Nos termos espontâneo e espontaneidade está a palavra latina "spons, spontis", que significa livre vontade. Como, porém, a compreensão do termo livre ou liberdade também está influenciada pelo modelo biológico-vegetativo, usemos ao invés de livre vontade, a expressão "boa vontade".
A espontaneidade como boa "vontade" tem pouco a ver com a espontaneidade natural biológico-vegetativa. Antes, se refere ao modo de ser próprio do homem, para além do nível do ser orgânico biológico-vegetativo, ao modo de ser chamado empenho e desempenho do querer.
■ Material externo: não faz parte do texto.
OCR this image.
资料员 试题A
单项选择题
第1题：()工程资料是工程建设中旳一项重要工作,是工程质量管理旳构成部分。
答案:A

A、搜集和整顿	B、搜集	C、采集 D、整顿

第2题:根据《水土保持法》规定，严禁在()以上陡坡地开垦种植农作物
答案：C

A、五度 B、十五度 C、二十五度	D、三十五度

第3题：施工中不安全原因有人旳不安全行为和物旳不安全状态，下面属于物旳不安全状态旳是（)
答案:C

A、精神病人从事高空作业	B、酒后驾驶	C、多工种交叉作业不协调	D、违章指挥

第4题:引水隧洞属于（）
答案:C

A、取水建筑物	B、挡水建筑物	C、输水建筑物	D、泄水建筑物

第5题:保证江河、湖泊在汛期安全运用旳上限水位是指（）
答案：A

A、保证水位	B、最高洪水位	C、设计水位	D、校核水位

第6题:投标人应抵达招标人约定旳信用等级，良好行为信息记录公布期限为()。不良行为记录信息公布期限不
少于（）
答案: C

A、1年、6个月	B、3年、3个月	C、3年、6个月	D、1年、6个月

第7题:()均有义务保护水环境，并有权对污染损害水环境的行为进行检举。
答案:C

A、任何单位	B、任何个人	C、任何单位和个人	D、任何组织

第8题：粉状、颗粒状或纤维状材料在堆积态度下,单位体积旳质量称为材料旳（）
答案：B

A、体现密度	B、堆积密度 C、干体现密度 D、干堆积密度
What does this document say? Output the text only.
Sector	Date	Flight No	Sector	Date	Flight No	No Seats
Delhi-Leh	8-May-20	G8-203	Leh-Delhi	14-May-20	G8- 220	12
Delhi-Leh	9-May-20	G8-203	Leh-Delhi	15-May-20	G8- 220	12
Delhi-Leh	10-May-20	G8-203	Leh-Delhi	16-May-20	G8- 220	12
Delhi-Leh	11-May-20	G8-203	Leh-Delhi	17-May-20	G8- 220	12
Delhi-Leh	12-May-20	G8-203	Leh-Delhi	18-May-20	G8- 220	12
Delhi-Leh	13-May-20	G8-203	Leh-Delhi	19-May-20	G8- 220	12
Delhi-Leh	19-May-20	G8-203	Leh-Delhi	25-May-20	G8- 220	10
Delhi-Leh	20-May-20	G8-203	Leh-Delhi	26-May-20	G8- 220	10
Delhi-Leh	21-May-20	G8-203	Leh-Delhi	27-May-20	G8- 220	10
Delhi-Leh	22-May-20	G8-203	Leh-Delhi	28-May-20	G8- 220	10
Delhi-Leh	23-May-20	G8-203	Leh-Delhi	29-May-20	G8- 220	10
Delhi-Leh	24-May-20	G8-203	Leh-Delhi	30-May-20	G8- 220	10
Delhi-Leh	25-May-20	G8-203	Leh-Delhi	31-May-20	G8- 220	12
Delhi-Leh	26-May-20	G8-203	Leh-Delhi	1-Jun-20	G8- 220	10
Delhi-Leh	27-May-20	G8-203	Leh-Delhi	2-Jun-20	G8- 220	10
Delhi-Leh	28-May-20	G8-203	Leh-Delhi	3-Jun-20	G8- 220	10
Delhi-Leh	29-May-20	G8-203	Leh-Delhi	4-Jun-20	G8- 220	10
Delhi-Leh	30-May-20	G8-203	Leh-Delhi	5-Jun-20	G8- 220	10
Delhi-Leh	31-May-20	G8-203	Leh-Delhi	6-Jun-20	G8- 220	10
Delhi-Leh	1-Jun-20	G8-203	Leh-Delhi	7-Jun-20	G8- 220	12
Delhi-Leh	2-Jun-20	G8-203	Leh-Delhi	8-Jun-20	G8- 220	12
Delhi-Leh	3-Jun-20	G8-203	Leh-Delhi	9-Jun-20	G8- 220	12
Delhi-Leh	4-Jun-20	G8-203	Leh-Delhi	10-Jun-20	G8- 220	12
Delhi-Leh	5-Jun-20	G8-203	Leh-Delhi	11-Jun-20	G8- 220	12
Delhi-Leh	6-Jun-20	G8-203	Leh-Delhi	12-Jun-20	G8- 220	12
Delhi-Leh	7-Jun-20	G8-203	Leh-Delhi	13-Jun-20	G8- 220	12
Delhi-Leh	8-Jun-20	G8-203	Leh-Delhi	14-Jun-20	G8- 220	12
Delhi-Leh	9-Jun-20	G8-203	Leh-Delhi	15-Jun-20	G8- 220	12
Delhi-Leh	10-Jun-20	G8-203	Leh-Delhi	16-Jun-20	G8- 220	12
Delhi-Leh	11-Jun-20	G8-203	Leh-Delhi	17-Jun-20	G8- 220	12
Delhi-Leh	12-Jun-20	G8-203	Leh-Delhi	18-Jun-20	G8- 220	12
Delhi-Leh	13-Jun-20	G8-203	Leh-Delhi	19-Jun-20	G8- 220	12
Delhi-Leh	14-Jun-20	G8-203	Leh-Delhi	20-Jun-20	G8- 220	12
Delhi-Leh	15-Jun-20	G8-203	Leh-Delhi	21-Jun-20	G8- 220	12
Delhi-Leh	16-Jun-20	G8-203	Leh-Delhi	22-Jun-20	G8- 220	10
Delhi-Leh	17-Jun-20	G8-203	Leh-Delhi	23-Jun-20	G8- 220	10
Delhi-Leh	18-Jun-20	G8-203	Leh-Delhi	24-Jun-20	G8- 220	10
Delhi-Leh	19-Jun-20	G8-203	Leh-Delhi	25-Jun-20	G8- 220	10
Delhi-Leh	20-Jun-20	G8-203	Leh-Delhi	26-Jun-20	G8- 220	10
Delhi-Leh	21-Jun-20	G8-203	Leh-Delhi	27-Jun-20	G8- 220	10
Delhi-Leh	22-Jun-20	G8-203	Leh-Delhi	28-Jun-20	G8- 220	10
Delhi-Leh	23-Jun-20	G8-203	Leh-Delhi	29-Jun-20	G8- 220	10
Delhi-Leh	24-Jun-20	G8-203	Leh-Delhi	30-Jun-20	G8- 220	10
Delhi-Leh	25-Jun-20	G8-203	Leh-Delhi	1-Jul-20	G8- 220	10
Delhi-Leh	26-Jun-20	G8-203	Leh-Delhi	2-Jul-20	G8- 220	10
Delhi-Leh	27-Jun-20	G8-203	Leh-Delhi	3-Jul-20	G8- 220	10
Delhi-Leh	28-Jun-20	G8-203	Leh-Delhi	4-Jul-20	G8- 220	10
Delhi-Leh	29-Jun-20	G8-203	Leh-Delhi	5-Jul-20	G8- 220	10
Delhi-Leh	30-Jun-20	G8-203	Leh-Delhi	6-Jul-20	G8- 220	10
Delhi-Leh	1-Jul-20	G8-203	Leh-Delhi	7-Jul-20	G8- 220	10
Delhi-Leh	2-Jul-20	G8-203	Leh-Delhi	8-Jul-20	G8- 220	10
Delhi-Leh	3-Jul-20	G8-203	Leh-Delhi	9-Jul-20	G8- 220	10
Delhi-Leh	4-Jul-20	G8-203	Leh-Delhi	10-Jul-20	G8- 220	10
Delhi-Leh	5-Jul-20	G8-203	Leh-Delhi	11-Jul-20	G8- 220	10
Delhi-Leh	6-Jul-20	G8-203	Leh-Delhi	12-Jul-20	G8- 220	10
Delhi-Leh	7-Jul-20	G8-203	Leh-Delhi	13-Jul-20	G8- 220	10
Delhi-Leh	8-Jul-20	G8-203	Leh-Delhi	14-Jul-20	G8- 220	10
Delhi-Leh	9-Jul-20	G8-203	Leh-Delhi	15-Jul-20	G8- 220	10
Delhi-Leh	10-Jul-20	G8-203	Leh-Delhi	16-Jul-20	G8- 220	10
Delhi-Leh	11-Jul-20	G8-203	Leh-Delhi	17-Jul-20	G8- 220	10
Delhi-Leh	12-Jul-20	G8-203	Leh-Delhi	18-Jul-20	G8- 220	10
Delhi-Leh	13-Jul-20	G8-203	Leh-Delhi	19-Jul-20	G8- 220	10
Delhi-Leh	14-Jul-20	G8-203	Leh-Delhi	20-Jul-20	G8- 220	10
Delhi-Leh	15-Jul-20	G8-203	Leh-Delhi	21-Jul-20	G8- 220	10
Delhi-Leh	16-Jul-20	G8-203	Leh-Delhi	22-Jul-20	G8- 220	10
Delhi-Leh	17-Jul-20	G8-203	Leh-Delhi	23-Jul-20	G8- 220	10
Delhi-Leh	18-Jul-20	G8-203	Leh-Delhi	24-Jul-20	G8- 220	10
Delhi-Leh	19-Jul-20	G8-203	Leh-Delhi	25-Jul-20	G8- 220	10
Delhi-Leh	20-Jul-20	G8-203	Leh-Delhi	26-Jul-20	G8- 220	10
Hoje, talvez denominaríamos esse modo de ser próprio do homem de autonomia, responsabilidade de ser, engajamento.
O adjetivo "boa", por sua vez, se presta a equívocos, pois, estamos acostumados a entender a bondade da boa vontade como bonachão. Assim, boa vontade é uma espécie de vontade menos forte que fica no desejo, na disposição interior, e que propriamente não é vigor, não é dinâmica da ação. Por isso dizemos: a boa vontade não basta, é necessário fazer.
Este mesmo adjetivo, no seu sentido original quer dizer "perfeito". Perfeito é o que se fez "per", isto é, através de longo processo de árduo trabalho de conquista e está no ponto, no auge da sua identidade. Para que alguém chegue a ser bom nesse sentido, pressupõe-se que percorra toda uma dura caminhada de trabalho, onde se devem enfrentar lutas, obstáculos, dificuldades, onde o eu é purificado de uma porção de ensimesmamentos, onde se exige uma contínua desinstalação do saber que sempre de novo se fixa em pontos de vista.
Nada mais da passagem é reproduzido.